I Pet Shop Boys, tanto camp quanto chiaroscurali e minimali, entrano in scena nella seconda metà degli anni ’80, quando il pop glamour e/o elettronico sta tramontando in Gran Bretagna. Le loro influenze sono numerose e profondamente sentite, dall’house all’hip hop alla disco (newyorkese e italiana soprattutto). Fanno synth pop, ma non solo. Il loro è pop e al tempo stesso un discorso sul Pop. Similmente a XTC, Momus e altri nomi meno fortunati, sperimentano un approccio al genere del tutto postmoderno. Il giornalista musicale Neil Tennant (voce, chitarre e tastiere) e lo studente Chris Lowe (tastiere, sintetizzatore e programmazione digitale) si incontrano nel 1981, ma solo nell’83 entrano nell’orbita di Bobby Orlando, storico produttore gay disco e pioniere dell’Hi-NRG. Se ne allontanano quando, nell’85, firmano con la EMI.

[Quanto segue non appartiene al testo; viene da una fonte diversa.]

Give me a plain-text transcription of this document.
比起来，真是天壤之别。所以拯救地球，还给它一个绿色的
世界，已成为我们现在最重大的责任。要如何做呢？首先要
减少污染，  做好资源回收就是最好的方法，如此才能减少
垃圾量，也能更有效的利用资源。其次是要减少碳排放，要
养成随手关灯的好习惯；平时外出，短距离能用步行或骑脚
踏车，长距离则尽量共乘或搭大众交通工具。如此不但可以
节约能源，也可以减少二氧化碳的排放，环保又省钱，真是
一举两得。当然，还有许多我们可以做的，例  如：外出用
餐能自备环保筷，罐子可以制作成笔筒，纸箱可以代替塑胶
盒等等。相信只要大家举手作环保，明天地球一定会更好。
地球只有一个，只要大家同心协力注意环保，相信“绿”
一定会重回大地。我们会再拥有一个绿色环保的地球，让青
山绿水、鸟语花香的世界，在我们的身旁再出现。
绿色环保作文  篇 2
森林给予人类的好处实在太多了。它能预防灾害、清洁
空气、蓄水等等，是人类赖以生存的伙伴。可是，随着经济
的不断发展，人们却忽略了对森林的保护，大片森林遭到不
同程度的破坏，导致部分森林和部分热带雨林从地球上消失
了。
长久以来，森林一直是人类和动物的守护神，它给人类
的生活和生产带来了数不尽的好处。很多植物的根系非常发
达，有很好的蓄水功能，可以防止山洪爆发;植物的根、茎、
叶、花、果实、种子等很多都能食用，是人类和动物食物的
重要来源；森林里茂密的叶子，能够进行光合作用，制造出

Se il loro sound è caratterizzato da una sorta di rivisitazione di detriti della disco e del pop in genere, il canto di Tennant, per quanto appassionato, possiede una sottile algidità che lo accomuna a un post punk stile Factory. Le sue liriche, ispirate al Rap, sono tra le più Kinksiane di sempre nell’intento di descrivere con tragica ironia la Londra del Thatcherismo nella vita dei tutti i giorni, ma sono anche attraversate da riferimenti improvvisi a un altrove culturale sempre incombente.

L’esordio Please (’86), pur nel suo lirismo e nella sua voracità citazionista possiede ancora un magnetico gelo wave, ma il successivo Actually (’87) ne perfeziona le intuizioni elettroniche e morriconiane (It Couldn’t Happen Here è scritta insieme allo stesso Morricone) in un contesto meno avventuroso. Introspective (’88) è una raccolta di sei lunghi mix che in buona parte vengono editati per diventare singoli, un’inversione geniale del processo di remix. Per Behaviour (’90), i due scelgono di usare solo strumenti elettronici analogici e di escludere il sampling, ingaggiando un frequentatore di Giorgio Moroder, Harold Faltermeyer, alla produzione per rielaborare il sound eurodisco dei ’70. La sottigliezza quasi ambient di suoni e arrangiamenti e la maturità dei testi fanno forse dell’album il loro capolavoro. I successivi Very (’93) Bilingual (’96), concludono il loro periodo d’oro. In seguito il duo piomberà in un buio di creatività e vendite che durerà anni. I sei album qui discussi sono stati rilasciati dalla EMI/Parlophone in versione «Further Listening», cioè con un cd bonus contenente remix, demo, b side e rarità varie.